Latest in a series of posts about the Bethlehem Police
We know that the public comment on the Community Engagement Initiative at the July 7 City Council meeting was, as the newspaper report characterized it, “lukewarm at best.” There was, for instance, a series of what we might call “activist” comments in favor of various ways of what we might call defunding the police — the need for radical change.
A balance of a sort was struck at last night’s City Council meeting when we at last heard several calls from the “other side,” indicating that those comments at the previous meeting did not speak for the whole community, counseling Council to go slowly, and to have broader dialog.
Gadfly will get to that later today, focusing on that “other side.”
Go to the City Council video of last night’s proceedings if you can’t wait for Gadfly to get his life in order today. Start about min. 15:00.
But let me jump to the big news, the long anticipated big news.
Chair Colon announced that the Public Safety Committee will be held in three weeks, August 11 at 6PM (video min. 1:15:15).
It will be a virtual meeting.
An announcement with instructions and details will be forthcoming “soon.”

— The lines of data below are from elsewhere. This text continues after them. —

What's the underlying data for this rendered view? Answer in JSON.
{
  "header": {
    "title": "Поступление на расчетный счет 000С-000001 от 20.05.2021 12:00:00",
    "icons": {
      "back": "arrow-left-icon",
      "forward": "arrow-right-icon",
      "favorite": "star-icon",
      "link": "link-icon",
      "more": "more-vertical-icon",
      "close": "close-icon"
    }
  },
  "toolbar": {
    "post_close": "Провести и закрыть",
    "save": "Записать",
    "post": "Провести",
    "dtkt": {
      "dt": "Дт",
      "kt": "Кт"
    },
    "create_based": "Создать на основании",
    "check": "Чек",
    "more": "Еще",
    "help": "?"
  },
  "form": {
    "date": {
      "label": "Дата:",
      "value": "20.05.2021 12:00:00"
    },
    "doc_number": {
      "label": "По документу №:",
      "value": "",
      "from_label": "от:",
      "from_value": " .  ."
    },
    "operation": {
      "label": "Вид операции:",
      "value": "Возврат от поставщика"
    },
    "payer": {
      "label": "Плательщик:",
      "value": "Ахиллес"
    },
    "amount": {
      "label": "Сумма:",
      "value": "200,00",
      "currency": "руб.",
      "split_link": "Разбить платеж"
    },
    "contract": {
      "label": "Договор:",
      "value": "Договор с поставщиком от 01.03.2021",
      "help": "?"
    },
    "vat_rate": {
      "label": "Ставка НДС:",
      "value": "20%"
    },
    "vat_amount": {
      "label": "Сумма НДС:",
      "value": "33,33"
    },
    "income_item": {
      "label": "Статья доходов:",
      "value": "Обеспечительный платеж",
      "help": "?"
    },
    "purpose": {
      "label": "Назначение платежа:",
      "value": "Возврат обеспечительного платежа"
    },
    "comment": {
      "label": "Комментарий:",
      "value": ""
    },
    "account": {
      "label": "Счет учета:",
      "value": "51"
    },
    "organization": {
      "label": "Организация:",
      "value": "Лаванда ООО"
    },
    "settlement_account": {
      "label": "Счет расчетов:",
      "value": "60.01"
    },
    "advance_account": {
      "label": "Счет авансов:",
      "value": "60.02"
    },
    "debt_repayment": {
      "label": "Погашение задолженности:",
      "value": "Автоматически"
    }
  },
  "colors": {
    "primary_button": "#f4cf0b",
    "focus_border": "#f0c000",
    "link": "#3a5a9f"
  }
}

The agenda for the meeting, said Councilman Colon, will be “Policing, to go over the use of force policy that the city released, The Mayor, and we’ll talk further before the meeting, but the presentation that has been presented at different meetings by the police department I think would be good, for members of Council to see that presentation about the use of force, and then also have the discussion about the Community Engagement Initiative and that resolution that was passed. . . . I encourage anyone to reach out prior to a Public Safety Committee meeting, after a Public Safety Committee meeting. . . . As we move forward through the process and as we tackle different meetings, and this Public Safety Committee meeting is going to be the first of what would be many since the goal isn’t to have a bunch of Public Safety Committee meetings but to move forward that Community Engagement Initiative which I expressed last time will be something that will be gaining shape and something that’s going to be dynamic moving forward.”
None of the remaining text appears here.